Which authors have influenced or inspired your own writing?

This is always an impossible question to answer. I have been influenced by a variety of authors and genres over the years, but I suppose my most enduring interest has been in social realism and in poetry.

What is your favourite Booker-winning or Booker-shortlisted novel?

I don’t necessarily have a favourite, but I will say that about 3 or 4 years ago I came upon a slim book in a second-hand bookshop. I read it, loved it, and have read it several times since then. That book is A Month in the Country by J.L. Carr. I thought I had come upon a secret gem. Only recently did I discover that it is a much-admired novel and that it was shortlisted for the Booker, in 1980 I believe.

What are you working on next?

I have a manuscript that I finished in 2019 and an unfinished manuscript in a drawer or box somewhere (I write by hand). The 2019 manuscript is with my agent (I just recently signed with Lucy Luck of C&W). The unfinished manuscript will have to wait. I need to do a bit more research and think a bit more before I feel confident that I can adequately engage with the subject matter. Other than that, I have begun a PhD in history this year, so writing my thesis must be the priority.

Your story takes place on a small island over four days but manages to encompass an entire lifespan and to suggest the politics of a number of possible nations. How did you formulate, and achieve, that ambitious combination? 

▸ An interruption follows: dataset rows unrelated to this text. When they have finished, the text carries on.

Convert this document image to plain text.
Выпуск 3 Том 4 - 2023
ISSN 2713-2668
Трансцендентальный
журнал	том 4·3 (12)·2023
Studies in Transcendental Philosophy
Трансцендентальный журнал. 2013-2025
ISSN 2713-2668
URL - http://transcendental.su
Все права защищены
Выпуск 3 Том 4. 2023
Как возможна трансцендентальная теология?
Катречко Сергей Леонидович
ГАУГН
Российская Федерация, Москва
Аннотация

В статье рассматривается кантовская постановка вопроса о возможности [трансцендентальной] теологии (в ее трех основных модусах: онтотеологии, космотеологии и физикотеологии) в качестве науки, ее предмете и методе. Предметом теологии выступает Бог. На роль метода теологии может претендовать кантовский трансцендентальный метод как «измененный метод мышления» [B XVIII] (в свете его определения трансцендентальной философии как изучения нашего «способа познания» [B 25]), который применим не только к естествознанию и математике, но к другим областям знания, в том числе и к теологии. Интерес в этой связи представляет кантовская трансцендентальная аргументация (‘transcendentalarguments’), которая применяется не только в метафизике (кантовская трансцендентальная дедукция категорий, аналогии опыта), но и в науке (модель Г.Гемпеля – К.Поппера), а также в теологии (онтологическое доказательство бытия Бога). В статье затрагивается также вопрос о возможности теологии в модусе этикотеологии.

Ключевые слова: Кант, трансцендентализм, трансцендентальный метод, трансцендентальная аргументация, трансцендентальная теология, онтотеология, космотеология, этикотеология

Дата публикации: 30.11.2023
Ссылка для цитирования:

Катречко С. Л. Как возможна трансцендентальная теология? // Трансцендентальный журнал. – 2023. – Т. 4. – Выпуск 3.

I wanted to try to understand and engage with a number of very complex issues and was wary of doing so in a heavy-handed fashion. I decided that the best approach for me would be to simplify the story as far as possible, much as one might see done in a poem. By choosing a small location, and limiting the number of characters, even limiting the possibility of conversation, I felt that I could best serve the topic. It was not easy. In fact, I remember very little about writing this book other than walking the dogs every morning and muttering to myself, almost as a chant: ‘This book is going to kill me, this book is going to kill me.’

Samuel has been on the run from colonisers, spent time on the streets and decades in prison. Now he lives alone on an island. What did you want to examine through each of those difficult circumstances, or through the concatenation of them?

I wanted, in part, to try to understand what impact socio-political events and the legacy of those events might have on an individual. Samuel is not a good man, nor is he a bad man. He is simply ordinary. How has the past imposed itself on him? How does it make him feel about who he is and what his place in the world is?  

The stranger who washes up is tied to an oil drum. Is Samuel repeating the colonisers’ actions in relation to this migrant?

In Samuel’s behaviour we see, on the small scale, how xenophobia might be kindled. The way in which the threat of the outsider makes him think and behave in order to protect what he considers to be his own. This is, sadly, a universal topic.

Neither the island nor the country is ever named. Did you have somewhere in mind?

I have always had a problem with people who talk about Africa as though it is a country. I bristle when people say things like, ‘I went on holiday to Africa’, as they are clearly unaware or unwilling to acknowledge that Africa is a vast continent with many different countries and cultures. When people speak of Africa in this way, my mind always immediately goes to the Scramble for Africa. There’s a famous cartoon in which Africa is depicted as a cake, being sliced up and doled out to various European leaders. Though it might seem counterintuitive, this was part of what motivated me to “reduce” Africa in my novel. I wanted to go back to that cake, to those leaders, and to explore what the long-lasting effects of the Scramble for Africa might be. Since the Scramble affected all of Africa, this story might well represent similar experiences in a number of countries. I wanted to examine what the consequences of the Scramble might end up being for an ordinary African man today.

There is something almost mythical about this setup. Are there particular works of literature you feel it’s descended from?

As an undergraduate and also as a postgraduate, I was very taken with Ovid’s Metamorphoses. I was rather obsessed with it, in fact. I can imagine that text having had an enormous impact on me, though not necessarily consciously.

Is there, in your view, such a thing as a Commonwealth literary canon or culture, and if so, what would it comprise?

I become uneasy when I hear the words ‘literary canon’. Who decides what is important and meaningful? There can be nothing so finite without excluding the various experiences and interests of millions. Why promote such alienation?